Мы живём словно сомнамбулы, не осознавая этого до того момента, когда звучит очередной взрыв и эмоции переполняют грудь, жгут там всё и вырываются наружу.
Вся страна начинает звонить всей стране: ты слышал? ты в порядке? твои целы? У тебя там кто-то мог быть?
Все центральные телеканалы прерывают любые передачи и переходят в режим живых новостей с места происшествия. Пятеро убитых... нет, десятеро... нет, по последним данным восемнадцать убитых и сорок раненых. Телефоны больниц такие-то.
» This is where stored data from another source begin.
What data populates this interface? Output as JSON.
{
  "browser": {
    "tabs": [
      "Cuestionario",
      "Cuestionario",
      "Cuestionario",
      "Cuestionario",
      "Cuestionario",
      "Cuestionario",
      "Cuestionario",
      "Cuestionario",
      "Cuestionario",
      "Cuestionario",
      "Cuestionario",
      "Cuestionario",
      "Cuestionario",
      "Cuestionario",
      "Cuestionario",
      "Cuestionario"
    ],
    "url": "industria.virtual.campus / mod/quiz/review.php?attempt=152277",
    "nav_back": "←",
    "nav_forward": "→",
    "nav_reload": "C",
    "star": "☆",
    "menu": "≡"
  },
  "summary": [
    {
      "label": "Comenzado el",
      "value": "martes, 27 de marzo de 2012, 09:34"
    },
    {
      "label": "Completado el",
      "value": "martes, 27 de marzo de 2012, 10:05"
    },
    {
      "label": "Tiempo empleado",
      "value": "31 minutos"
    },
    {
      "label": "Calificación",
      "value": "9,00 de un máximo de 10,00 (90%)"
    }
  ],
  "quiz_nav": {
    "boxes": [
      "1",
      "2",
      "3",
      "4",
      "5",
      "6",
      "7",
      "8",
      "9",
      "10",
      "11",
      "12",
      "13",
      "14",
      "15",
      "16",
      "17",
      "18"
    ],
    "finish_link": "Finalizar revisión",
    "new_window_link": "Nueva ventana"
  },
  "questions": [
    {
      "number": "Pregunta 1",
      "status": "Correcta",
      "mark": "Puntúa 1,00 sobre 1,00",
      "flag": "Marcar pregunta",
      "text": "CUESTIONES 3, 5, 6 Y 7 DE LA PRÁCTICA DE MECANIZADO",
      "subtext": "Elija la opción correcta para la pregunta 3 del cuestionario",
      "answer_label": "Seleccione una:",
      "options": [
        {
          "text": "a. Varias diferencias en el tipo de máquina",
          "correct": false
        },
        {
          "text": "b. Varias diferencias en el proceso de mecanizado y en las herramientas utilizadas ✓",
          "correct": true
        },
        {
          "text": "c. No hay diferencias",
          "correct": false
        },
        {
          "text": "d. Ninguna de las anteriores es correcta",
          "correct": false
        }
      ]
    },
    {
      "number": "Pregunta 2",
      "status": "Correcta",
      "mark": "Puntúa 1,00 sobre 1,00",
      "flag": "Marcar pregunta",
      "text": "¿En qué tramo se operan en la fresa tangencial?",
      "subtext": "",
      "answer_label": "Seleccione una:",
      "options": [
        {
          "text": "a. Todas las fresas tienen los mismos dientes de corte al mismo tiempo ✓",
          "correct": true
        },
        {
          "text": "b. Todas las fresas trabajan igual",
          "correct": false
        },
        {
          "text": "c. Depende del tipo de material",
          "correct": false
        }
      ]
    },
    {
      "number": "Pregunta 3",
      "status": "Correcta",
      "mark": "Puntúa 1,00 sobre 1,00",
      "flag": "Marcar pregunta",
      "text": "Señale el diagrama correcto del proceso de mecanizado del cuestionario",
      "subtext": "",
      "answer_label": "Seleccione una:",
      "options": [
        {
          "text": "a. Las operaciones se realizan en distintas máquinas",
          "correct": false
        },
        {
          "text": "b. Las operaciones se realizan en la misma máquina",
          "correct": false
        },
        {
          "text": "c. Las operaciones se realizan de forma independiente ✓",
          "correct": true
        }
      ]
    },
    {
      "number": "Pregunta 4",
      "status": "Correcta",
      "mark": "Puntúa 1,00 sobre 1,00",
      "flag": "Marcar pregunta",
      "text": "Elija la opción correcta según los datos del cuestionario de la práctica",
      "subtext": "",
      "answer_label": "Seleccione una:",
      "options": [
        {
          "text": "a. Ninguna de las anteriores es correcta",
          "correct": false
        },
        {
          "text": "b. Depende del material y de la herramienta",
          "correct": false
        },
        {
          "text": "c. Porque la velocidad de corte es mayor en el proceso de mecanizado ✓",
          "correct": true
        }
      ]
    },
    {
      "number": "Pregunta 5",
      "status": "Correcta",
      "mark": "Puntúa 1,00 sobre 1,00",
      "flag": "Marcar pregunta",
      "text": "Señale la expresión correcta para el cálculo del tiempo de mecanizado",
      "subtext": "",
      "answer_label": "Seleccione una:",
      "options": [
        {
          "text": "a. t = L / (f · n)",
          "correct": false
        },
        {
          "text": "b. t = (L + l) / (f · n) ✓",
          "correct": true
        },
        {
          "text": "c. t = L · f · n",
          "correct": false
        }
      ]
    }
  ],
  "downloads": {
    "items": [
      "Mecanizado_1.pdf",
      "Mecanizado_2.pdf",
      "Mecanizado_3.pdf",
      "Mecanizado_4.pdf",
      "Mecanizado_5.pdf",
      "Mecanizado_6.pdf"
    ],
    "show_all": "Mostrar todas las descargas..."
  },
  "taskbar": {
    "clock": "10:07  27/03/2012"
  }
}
Похороны тогда-то и в такое-то время.
Редакторы газет готовят кровавые развороты с гигантскими кричащими заголовками.
Всё захлёбывается в гневе, бессилии, ненависти, боли, гневе, бессилии, ненависти, боли, гневе...
Мы живы, как никогда, в эти минуты, часы и дни после, мы острее, чем когда-либо, воспринимаем мир вокруг себя, и ненавидим в себе эту живую энергичность уцелевших, переходящую нередко в суетливую торопливость обзвонов и перекличек, и то жадное отвращение, с которым мы бросаемся к экранам телевизоров, радиосводкам, кровавым фотографиям и сайтам новостей, тот внимательный ужас, с которым мы впитываем истории о тех, кто почти, о тех, которые были бы там, если бы не случайная задержка на работе или поездка, по прихоти, на другом маршруте. Но гораздо больше всего этого мы ненавидим — их.
Да, теракт — это укол, которого мы ждём с проклятиями и тайной надеждой на этот раз не дождаться; укол, который приносит с собой эйфорию ненависти и боли. Когда его долго нет, невидимое напряжение разливается в воздухе, напряжение народа, гадающего: сколько ещё до? Первыми не выдерживают газеты, и переводят это напражение в заголовки: две недели тишины! месяц тишины! сколько ещё нам осталось тишины? Напряжение растёт, потом иногда падает, если тишина затягивается, иногда растёт опять, питаемое сообщениями об особенно большом количестве предупреждений армии и разведслужб о готовящихся терактах — но никогда не исчезает полностью — до следующего теракта. До следующего укола.
Слезть с этой иглы — вот чего мы хотим больше всего.